If this protocol is adapted for studies involving animal or human samples, prior approval must be obtained from an Institutional Animal Care and Use Committee (IACUC) or an equivalent ethics committee. Researchers must comply with internationally accepted ethical standards, and any relevant permit numbers and committee approvalsshould be documented accordingly.
Proper biosafety precautions, chemical handling protocols, and ethical considerations must be followed to ensure responsible research practices.
Before start
  • Prepare all reagents and solutions in advance.
  • Label sample tubes and TEM grids properly.
  • Ensure the TEM microscope is ready for imaging with proper alignment.
  • Work in a clean and contamination-free workspace.
Procedures
Bacterial Culture Preparation
  1. Grow Pseudomonas sp. in LB Lite Broth under optimal conditions for 24 hours.
  2. Harvest bacterial cells by centrifugation at an appropriate speed (e.g., 10,000 x g for 5 minutes).
  3. Carefully discard the LB medium, retaining only the bacterial pellet.
Note: Fresh cultures yield the best results for TEM imaging.
Washing and Fixation
  1. Wash the bacterial pellet twice with DDI water to remove residual media.
  2. Fix bacterial cells overnight in 4% glutaraldehyde prepared in 0.1M Sodium Cacodylate Buffer (pH 7.4) at 4°C.
Note: Fixation preserves the bacterial morphology for high-resolution imaging.
Sample Preparation for TEM
  1. Pipette 20 µL of bacterial suspension onto a formvar-coated copper grid.
  2. Allow the bacterial sample to adhere for 30 seconds.
  3. Carefully remove excess liquid using filter paper or fine-point forceps.
  4. Apply 20 µL of UranyLess stain to the grid for 60 seconds to enhance contrast.
  5. Remove excess stain and allow the grid to air dry before imaging.
 Note: Ensure gentle handling to avoid cell damage during staining and drying.
Imaging and Analysis
  1. Examine the prepared bacterial sample using a 120 kV FEI T12 Tecnai Spirit TEM.
  2. Capture high-resolution micrographs to visualize:
  • Overall cell morphology
  • Flagellar structure (monotrichous flagellum)
3. Analyze images to confirm motility-related structures and bacterial surface features.

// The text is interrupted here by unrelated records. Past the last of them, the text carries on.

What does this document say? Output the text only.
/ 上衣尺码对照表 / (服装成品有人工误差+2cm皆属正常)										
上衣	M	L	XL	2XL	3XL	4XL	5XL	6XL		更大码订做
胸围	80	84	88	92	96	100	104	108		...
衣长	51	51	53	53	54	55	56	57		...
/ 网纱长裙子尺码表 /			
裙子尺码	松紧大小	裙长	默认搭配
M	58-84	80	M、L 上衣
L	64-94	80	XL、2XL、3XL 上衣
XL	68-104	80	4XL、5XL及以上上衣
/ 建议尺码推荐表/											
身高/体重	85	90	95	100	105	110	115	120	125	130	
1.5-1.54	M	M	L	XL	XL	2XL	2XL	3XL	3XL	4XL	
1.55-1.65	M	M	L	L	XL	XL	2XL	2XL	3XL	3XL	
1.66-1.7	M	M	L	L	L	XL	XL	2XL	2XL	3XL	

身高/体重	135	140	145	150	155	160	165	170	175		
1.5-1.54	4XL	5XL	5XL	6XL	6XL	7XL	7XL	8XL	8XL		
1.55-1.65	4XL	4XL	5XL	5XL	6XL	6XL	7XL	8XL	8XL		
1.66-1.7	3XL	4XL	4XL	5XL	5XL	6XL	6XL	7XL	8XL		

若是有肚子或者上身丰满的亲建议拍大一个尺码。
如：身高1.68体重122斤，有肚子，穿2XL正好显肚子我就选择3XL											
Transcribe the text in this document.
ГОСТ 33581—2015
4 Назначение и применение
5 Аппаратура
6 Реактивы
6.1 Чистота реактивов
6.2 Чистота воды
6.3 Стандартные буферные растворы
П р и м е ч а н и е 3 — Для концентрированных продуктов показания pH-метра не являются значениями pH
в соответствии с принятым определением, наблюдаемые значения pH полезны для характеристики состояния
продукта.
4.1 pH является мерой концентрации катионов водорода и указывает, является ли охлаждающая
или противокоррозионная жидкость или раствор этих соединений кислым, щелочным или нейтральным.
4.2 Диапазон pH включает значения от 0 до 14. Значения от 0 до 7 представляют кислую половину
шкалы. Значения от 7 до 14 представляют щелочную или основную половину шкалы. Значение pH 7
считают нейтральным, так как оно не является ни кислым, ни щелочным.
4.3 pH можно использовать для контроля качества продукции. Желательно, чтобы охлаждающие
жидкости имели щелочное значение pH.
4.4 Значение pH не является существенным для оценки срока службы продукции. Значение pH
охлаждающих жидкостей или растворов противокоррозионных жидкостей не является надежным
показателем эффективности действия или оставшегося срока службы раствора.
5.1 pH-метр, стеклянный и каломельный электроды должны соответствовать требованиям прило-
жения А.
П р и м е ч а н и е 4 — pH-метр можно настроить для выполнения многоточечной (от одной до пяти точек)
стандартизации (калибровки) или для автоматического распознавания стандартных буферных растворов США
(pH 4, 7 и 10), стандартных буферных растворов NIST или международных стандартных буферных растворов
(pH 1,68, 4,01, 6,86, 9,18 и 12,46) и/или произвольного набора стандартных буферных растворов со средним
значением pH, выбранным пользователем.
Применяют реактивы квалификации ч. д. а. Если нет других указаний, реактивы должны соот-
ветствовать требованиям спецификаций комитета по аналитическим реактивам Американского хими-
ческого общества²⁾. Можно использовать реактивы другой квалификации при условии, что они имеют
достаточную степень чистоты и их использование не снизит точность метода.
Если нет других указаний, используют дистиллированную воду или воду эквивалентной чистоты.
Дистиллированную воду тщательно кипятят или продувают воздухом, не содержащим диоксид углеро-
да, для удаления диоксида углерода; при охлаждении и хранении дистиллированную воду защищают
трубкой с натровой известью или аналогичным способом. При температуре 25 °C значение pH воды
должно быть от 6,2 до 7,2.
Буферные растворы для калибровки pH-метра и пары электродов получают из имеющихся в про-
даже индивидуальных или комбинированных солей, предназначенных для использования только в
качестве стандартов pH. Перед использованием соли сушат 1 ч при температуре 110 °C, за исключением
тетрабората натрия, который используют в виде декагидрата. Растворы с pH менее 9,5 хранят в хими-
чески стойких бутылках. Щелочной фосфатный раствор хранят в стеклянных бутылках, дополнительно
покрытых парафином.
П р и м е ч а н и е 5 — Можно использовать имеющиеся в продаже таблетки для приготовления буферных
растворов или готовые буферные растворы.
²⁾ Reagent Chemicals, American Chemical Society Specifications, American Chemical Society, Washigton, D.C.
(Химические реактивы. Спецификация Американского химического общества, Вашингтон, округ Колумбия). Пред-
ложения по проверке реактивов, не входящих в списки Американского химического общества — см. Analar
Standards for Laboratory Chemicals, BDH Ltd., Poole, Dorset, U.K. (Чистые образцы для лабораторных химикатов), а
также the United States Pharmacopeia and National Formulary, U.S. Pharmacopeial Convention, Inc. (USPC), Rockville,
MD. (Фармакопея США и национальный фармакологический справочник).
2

Note: Adjust TEM settings for optimal contrast and resolution.
Expected Results
  • High-resolution TEM micrographs showing detailed bacterial morphology and flagellar structure.
  • Well-preserved cellular integrity due to proper fixation and staining.
  • No significant sample aggregation or damage, ensuring accurate visualization.
Protocol references
Mrazova K, Bacovsky J, Sedrlova Z, Slaninova E, Obruca S, Fritz I, et al. Urany-Less Low Voltage Transmission Electron Microscopy: A Powerful Tool for Ultrastructural Studying of Cyanobacterial Cells. Microorganisms. 2023 Mar 29;11(4):888.